The elements hydrogen and oxygen exist as separate, colorless gases.However, these two elements can combine, as shown in Figure 1, to form the compound water, which is different from the elements that make it up. A compound is a substance whose smallest unit is made up of atoms of more than one element bonded together. Compounds often have properties that are different from the elements that make them up. Water is distinctly different from the elements that make it up. It is also different from another compound made from the same elements. Have you ever used hydrogen peroxide (H2O2) to disinfect a cut? This compound is a different combination of hydrogen and oxygen and has different properties from those of water. Water is a nonirritating liquid that is used for bathing, drinking, cooking, and much more. In contrast, hydrogen peroxide carries warnings on its labels such as Keep Hydrogen Peroxide Out of the Eyes. Although it is useful in solutions for cleaning contact lenses, it is not safe for your eyes as it comes from the bottle.

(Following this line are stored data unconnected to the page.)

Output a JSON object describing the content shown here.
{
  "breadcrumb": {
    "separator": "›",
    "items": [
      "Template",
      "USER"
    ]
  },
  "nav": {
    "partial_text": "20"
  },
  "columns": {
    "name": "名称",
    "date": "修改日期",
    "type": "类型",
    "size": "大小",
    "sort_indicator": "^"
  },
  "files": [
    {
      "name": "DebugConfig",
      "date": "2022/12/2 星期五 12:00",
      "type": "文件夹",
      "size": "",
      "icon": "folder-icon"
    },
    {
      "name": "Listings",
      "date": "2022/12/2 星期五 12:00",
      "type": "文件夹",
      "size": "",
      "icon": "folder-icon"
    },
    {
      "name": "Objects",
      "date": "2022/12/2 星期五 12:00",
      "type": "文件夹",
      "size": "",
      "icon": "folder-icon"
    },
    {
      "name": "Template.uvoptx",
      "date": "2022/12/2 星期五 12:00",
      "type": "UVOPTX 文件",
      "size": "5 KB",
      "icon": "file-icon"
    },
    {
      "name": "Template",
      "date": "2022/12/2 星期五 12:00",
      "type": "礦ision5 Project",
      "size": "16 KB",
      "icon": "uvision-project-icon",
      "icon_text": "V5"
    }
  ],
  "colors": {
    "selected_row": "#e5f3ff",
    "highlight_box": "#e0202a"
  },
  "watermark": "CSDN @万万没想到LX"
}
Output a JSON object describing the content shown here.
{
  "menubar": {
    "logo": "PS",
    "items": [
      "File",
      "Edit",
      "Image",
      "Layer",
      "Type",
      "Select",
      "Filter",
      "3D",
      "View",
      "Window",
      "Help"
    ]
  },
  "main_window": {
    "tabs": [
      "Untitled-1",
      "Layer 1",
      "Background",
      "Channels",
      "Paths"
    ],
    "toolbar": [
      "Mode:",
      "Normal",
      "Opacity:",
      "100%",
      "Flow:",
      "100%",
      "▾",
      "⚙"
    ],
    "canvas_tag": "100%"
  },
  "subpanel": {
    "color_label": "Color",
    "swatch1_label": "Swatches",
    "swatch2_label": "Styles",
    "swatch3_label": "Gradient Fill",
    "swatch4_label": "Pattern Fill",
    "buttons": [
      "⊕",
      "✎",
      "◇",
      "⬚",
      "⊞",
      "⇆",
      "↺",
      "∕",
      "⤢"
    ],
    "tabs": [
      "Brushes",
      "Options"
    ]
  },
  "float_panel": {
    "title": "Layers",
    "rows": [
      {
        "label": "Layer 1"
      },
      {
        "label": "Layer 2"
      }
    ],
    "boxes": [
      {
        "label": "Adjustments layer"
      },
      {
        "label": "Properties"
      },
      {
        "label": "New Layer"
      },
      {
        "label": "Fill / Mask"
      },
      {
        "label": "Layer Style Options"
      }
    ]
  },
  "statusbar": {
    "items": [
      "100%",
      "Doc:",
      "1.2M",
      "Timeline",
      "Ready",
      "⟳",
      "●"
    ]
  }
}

When two or more substances (elements or compounds) come together but don’t combine to make a new substance, a mixture results. Unlike compounds, the proportions of the substances in a mixture can be changed without changing the iden-tity of the mixture. For example, if you put some sand into a bucket of water, you have a mixture of sand and water. If you add more sand or more water, it’s still a mixture of sand and water. Its identity has not changed. Air is another mixture. Air is a mixture of nitrogen, oxygen, and other gases, which can vary at different times and places. Whatever the proportion of gases, it is still air. Even your blood is a mixture that can be separated, as shown in Figure 2 by a machine called a centrifuge.